И я возгордился. Мальчики мои были народ отчаянный, но просто относящийся к опасности. Они бежали, когда надо. Крокодил недавно даже повис на острие решетки — так безрассудно отступил перед сторожем. Привычка к нарушениям породила привычку к отступлениям. Но все это я понял впоследствии. Тогда же я возгордился. Ребята удрали, а мне это и в голову не пришло. Впоследствии же я сообразил, что был просто ошеломлен разнообразием впечатлений. О храбрости тут говорить не приходилось. В дальнейшем, правда, я не уходил, уже понимая, что происходит, подчиняясь чувству приличия.

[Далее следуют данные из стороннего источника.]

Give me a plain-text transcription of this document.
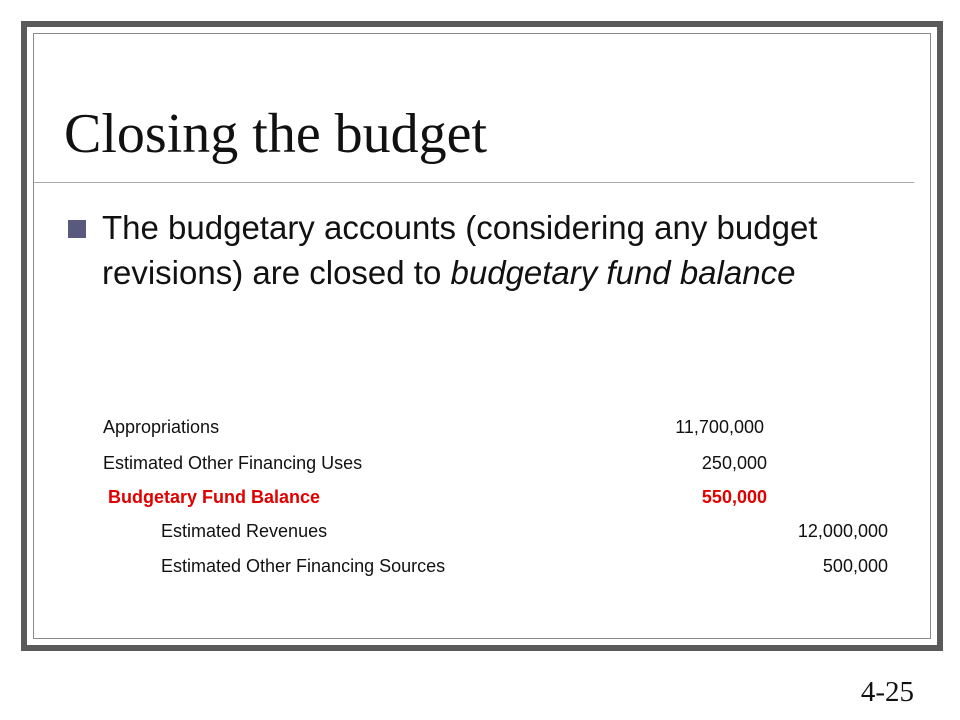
Closing the budget

The budgetary accounts (considering any budget revisions) are closed to budgetary fund balance

Appropriations	11,700,000
Estimated Other Financing Uses	250,000
Budgetary Fund Balance	550,000
Estimated Revenues	12,000,000
Estimated Other Financing Sources	500,000
4-25
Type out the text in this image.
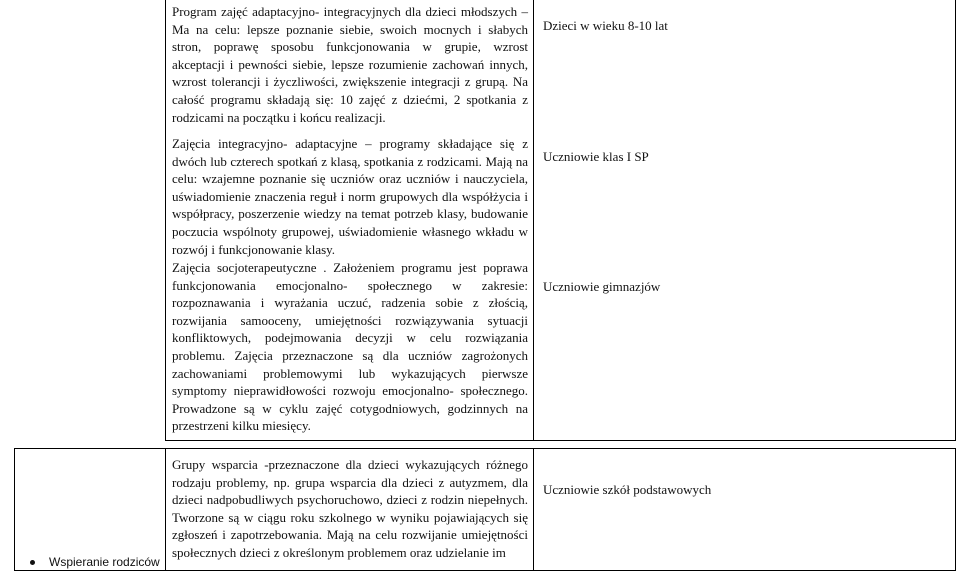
Program zajęć adaptacyjno- integracyjnych dla dzieci młodszych – Ma na celu: lepsze poznanie siebie, swoich mocnych i słabych stron, poprawę sposobu funkcjonowania w grupie, wzrost akceptacji i pewności siebie, lepsze rozumienie zachowań innych, wzrost tolerancji i życzliwości, zwiększenie integracji z grupą. Na całość programu składają się: 10 zajęć z dziećmi, 2 spotkania z rodzicami na początku i końcu realizacji.

Dzieci w wieku 8-10 lat

Zajęcia integracyjno- adaptacyjne – programy składające się z dwóch lub czterech spotkań z klasą, spotkania z rodzicami. Mają na celu: wzajemne poznanie się uczniów oraz uczniów i nauczyciela, uświadomienie znaczenia reguł i norm grupowych dla współżycia i współpracy, poszerzenie wiedzy na temat potrzeb klasy, budowanie poczucia wspólnoty grupowej, uświadomienie własnego wkładu w rozwój i funkcjonowanie klasy.

Uczniowie klas I SP

Zajęcia socjoterapeutyczne . Założeniem programu jest poprawa funkcjonowania emocjonalno- społecznego w zakresie: rozpoznawania i wyrażania uczuć, radzenia sobie z złością, rozwijania samooceny, umiejętności rozwiązywania sytuacji konfliktowych, podejmowania decyzji w celu rozwiązania problemu. Zajęcia przeznaczone są dla uczniów zagrożonych zachowaniami problemowymi lub wykazujących pierwsze symptomy nieprawidłowości rozwoju emocjonalno- społecznego. Prowadzone są w cyklu zajęć cotygodniowych, godzinnych na przestrzeni kilku miesięcy.

Uczniowie gimnazjów

Grupy wsparcia -przeznaczone dla dzieci wykazujących różnego rodzaju problemy, np. grupa wsparcia dla dzieci z autyzmem, dla dzieci nadpobudliwych psychoruchowo, dzieci z rodzin niepełnych. Tworzone są w ciągu roku szkolnego w wyniku pojawiających się zgłoszeń i zapotrzebowania. Mają na celu rozwijanie umiejętności społecznych dzieci z określonym problemem oraz udzielanie im

Uczniowie szkół podstawowych
Wspieranie rodziców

Вскоре после бегства моих связистов налет прекратился. Умолкли зенитки. Только ракеты продолжали взлетать неторопливо над затемненным городом. Помост мой заполнился людьми. Какие‑то гости не из нашего жакта в военной или полувоенной форме. Жак Израилевич в широком своем шлеме. К негодованию жактовских мачех и в дальнейшем он, едва начиналась тревога, бросался в самые опасные места, чтобы не подумали, что еврей трусит. А ведьмы понимали это так, что намекает он своим безрассудством на их осторожность. Я спросил, что значат эти ракеты. И кто‑то из гостей ответил, что таким образом подаются знаки нашим ночным истребителям. Вечер был такой странный, что я поверил этому безоговорочно. И только через два дня мы узнали, что это шпионы- ракетчики, как мы их сразу прозвали, — подают знаки фашистским самолетам. И количество ракет поразило меня. Стою я на чердаке нашего жилого корпуса. Все тот же горький запах дыма и глины. В глубине белеет лазаретная койка. Когда стал я дежурить на чердаке, Катюша устроила тут же пункт санзвена. И стала дежурить возле. Чтобы если убьют, так уж вместе. Я смотрю в окно и вижу, как на Петербургской стороне где‑то далеко за остовом сгоревших американских гор взлетают не спеша семь ракет. И горечь охватывает еще сильней. Люди, которых я вижу в домоуправлении каждый день, повторяемость тревог, голод, голод — все вместе открывает передо мной следующее: большие и малые горести в родстве. Серость и будничность. Ужас в том, что ко всему привыкаешь. И если мы выживем, то будем рассказывать об этих днях, словно имели они цвет, а не серость и тьму, словно были они интересны. И только однажды будни были резко нарушены.

[2]

Иордан Ольга Генриховна (1907–1971) — артистка балета, балетмейстер, педагог. С 1926 по 1950 г. — в труппе Театра оперы и балета им. С. М. Кирова.